Students at Rutgers face the task of managing a proper balance between their daily schedules and sleep. It turns out that naps may not be the solution to a sleepless night.
Andrea Spaeth, an assistant professor in the Department of Kinesiology and Health, said naps cannot be perfect substitutes for a full seven-hour rest at night.
“Daytime sleep is not as high quality as nighttime sleep,” she said.
Ideally, a person would get all of their sleep at night so that it would align with their circadian rhythm — one's biological clock that outlines when and how much sleep one should have — to reach optimal sleep quality and health outcomes.
Spaeth said that napping creates a harmful cycle. Sleeping during the day leads to less desire to sleep at night and, as a result, a person who naps would stay up later and get less sleep. The next day, they would feel sleepy during the day and nap again, repeating the cycle.
Spaeth advises students who do nap to gradually shorten naps and take them earlier in the day. By doing this, they would eventually be able to shift their sleep to the nighttime period over time.
Specializing in understanding the relationship between a person's sleep and metabolic health, Spaeth said these circumstances can affect a person physically and mentally. Lack of sleep, even with naps, contributes to chronic health problems such as diabetes, obesity, cardiovascular disease and certain cancers. There is also a link between lack of sleep and mental health problems.
“Research consistently shows that individuals who obtain insufficient sleep are at increased risk for anxiety and depression, experience negative moods and exhibit greater reactivity to mild stressors,” she said.
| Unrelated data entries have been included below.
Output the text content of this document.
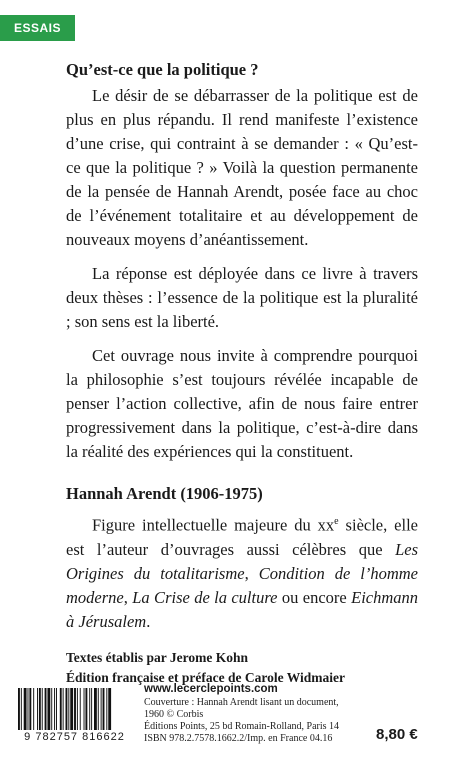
ESSAIS

Qu’est-ce que la politique ?

Le désir de se débarrasser de la politique est de plus en plus répandu. Il rend manifeste l’existence d’une crise, qui contraint à se demander : « Qu’est-ce que la politique ? » Voilà la question permanente de la pensée de Hannah Arendt, posée face au choc de l’événement totalitaire et au développement de nouveaux moyens d’anéantissement.

La réponse est déployée dans ce livre à travers deux thèses : l’essence de la politique est la pluralité ; son sens est la liberté.

Cet ouvrage nous invite à comprendre pourquoi la philosophie s’est toujours révélée incapable de penser l’action collective, afin de nous faire entrer progressivement dans la politique, c’est-à-dire dans la réalité des expériences qui la constituent.

Hannah Arendt (1906-1975)

Figure intellectuelle majeure du $xx^e$ siècle, elle est l’auteur d’ouvrages aussi célèbres que Les Origines du totalitarisme, Condition de l’homme moderne, La Crise de la culture ou encore Eichmann à Jérusalem.

Textes établis par Jerome Kohn

Édition française et préface de Carole Widmaier

9 782757 816622

www.lecerclepoints.com

Couverture : Hannah Arendt lisant un document,

1960 © Corbis

Éditions Points, 25 bd Romain-Rolland, Paris 14

ISBN 978.2.7578.1662.2/Imp. en France 04.16	8,80 €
The experience of students at the University affirm her research that naps are not enough. Catherine Tuite, a School of Arts and Sciences first-year, said she understands how important sleep is, especially as a college student. With her ever-changing schedule, some days require 12 hours of studying for classes and homework that can keep her up past midnight. A full seven hours of sleep is not feasible for her.
“They’re nice when they last and can feel necessary, but in reality, they just ruin my body clock,” she said.
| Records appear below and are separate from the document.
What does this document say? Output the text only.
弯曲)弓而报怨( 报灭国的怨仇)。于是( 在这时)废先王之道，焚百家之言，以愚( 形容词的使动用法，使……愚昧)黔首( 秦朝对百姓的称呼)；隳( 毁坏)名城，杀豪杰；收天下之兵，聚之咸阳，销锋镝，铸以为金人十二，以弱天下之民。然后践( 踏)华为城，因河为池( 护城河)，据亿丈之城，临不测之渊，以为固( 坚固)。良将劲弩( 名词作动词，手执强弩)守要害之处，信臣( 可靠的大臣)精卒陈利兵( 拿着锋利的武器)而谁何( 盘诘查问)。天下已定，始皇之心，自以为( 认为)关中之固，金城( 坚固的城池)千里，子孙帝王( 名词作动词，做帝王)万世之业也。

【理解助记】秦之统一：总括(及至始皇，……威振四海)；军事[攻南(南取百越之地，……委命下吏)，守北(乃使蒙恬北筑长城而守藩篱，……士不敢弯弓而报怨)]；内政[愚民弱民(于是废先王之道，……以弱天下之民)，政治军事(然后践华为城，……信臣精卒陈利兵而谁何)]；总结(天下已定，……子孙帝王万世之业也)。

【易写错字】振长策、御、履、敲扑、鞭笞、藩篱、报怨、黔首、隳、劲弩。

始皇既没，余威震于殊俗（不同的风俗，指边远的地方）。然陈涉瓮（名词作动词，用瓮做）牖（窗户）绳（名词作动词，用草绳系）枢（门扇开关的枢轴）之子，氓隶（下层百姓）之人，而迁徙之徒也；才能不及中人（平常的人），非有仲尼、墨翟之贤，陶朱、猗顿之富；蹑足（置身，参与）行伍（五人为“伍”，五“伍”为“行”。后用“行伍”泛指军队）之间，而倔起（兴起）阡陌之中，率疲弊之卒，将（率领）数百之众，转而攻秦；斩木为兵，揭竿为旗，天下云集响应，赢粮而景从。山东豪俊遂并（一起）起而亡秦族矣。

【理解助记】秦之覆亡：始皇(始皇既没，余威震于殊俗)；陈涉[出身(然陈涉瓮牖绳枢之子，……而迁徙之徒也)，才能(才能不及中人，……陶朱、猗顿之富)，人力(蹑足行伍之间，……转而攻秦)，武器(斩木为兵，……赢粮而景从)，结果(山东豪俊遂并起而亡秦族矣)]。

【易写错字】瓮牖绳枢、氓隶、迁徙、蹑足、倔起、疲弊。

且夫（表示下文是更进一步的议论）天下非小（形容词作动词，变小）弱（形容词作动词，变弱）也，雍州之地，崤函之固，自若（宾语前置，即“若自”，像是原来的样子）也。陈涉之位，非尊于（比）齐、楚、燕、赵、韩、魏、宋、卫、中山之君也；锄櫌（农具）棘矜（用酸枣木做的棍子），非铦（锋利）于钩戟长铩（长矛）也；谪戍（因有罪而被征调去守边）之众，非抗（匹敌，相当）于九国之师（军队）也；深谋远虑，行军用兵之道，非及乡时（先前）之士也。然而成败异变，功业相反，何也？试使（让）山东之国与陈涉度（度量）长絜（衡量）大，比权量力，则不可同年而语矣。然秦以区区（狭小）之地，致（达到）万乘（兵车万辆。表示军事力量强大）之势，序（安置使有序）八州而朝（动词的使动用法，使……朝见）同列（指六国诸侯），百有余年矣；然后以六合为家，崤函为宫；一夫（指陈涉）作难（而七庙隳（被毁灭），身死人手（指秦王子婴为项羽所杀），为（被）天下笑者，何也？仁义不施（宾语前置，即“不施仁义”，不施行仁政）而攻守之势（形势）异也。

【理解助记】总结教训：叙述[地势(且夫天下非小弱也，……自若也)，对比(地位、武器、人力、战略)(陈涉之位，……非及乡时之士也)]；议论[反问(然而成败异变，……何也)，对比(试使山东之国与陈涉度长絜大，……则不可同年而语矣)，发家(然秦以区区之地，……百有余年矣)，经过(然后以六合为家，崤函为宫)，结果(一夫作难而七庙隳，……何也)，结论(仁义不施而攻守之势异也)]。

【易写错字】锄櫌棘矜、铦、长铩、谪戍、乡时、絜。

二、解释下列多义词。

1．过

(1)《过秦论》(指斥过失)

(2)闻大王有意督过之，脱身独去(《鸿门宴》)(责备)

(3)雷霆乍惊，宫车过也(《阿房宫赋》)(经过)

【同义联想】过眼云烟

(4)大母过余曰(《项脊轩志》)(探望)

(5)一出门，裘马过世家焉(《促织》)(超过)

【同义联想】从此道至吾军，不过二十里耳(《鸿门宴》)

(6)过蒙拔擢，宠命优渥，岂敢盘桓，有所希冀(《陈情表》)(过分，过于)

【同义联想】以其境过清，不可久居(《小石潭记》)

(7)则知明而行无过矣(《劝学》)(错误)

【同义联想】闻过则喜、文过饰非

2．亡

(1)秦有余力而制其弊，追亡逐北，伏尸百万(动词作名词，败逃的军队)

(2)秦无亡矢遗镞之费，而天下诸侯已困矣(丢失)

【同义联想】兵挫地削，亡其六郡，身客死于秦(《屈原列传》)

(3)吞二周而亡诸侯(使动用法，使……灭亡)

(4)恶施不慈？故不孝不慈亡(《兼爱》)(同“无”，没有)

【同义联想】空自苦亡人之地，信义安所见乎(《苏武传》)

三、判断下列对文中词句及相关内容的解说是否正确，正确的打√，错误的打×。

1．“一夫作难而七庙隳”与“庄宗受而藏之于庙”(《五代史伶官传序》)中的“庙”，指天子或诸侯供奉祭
As a result, Tuite sees napping as a useful but temporary solution for her lack of sleep. Taking naps ended up causing her circadian rhythm to fall out of sync.
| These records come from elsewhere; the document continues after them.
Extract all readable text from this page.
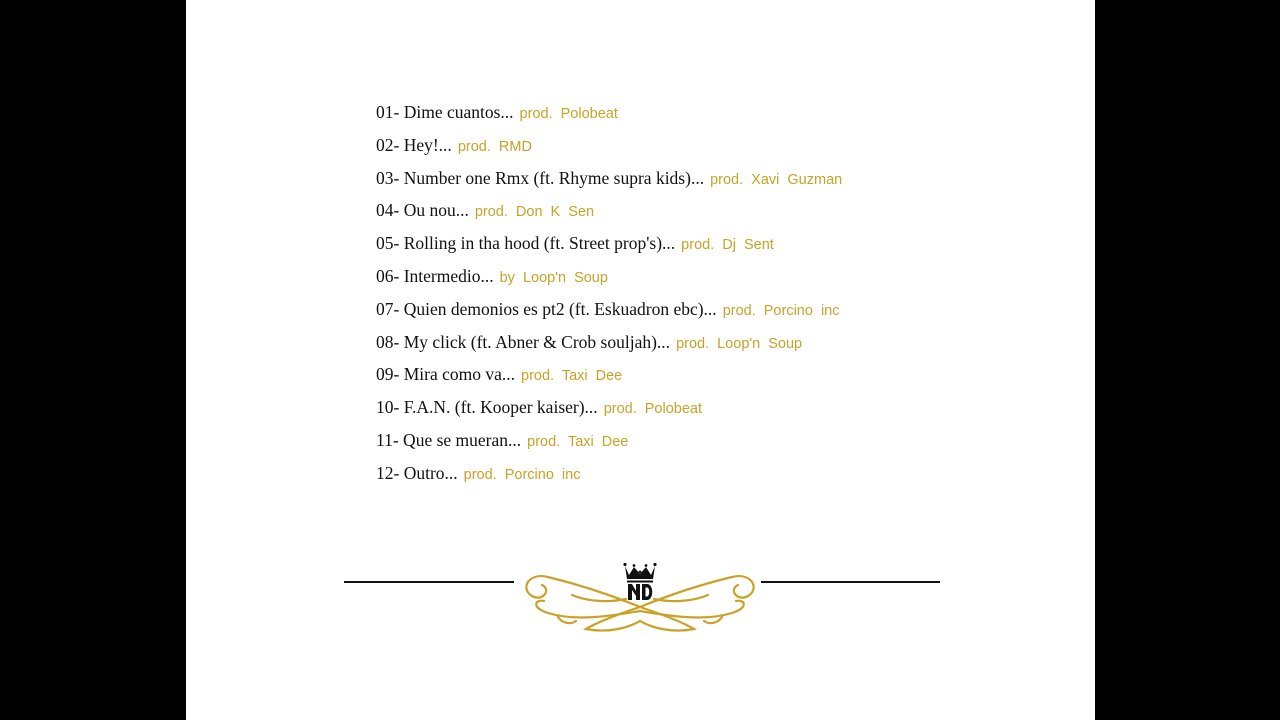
01- Dime cuantos... prod. Polobeat
02- Hey!... prod. RMD
03- Number one Rmx (ft. Rhyme supra kids)... prod. Xavi Guzman
04- Ou nou... prod. Don K Sen
05- Rolling in tha hood (ft. Street prop's)... prod. Dj Sent
06- Intermedio... by Loop'n Soup
07- Quien demonios es pt2 (ft. Eskuadron ebc)... prod. Porcino inc
08- My click (ft. Abner & Crob souljah)... prod. Loop'n Soup
09- Mira como va... prod. Taxi Dee
10- F.A.N. (ft. Kooper kaiser)... prod. Polobeat
11- Que se mueran... prod. Taxi Dee
12- Outro... prod. Porcino inc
Naps are not only insufficient, but also difficult in general to fit into a schedule. Tuite said she naps in public places because it is more convenient than walking back to her apartment, but is aware of how awkward it feels to fall asleep in front of others.
While some students resort to naps, Skylar Lewis, a School of Environmental and Biological Sciences junior, believes they are unnecessary, and that staying on top of course loads is a better solution. She said that napping was actually a setback to her daily plans.
“If I do nap and I wake up, I’m still tired,” she said.
To avoid becoming dependent on naps, Lewis said she established a consistent schedule that prioritized her coursework and relied on coffee as a daily supplement.
“If I don’t get enough sleep, I will take a nap the next day as long as I don’t have anything going on. But I try not to because when I take naps, I take four-hour naps,” she said.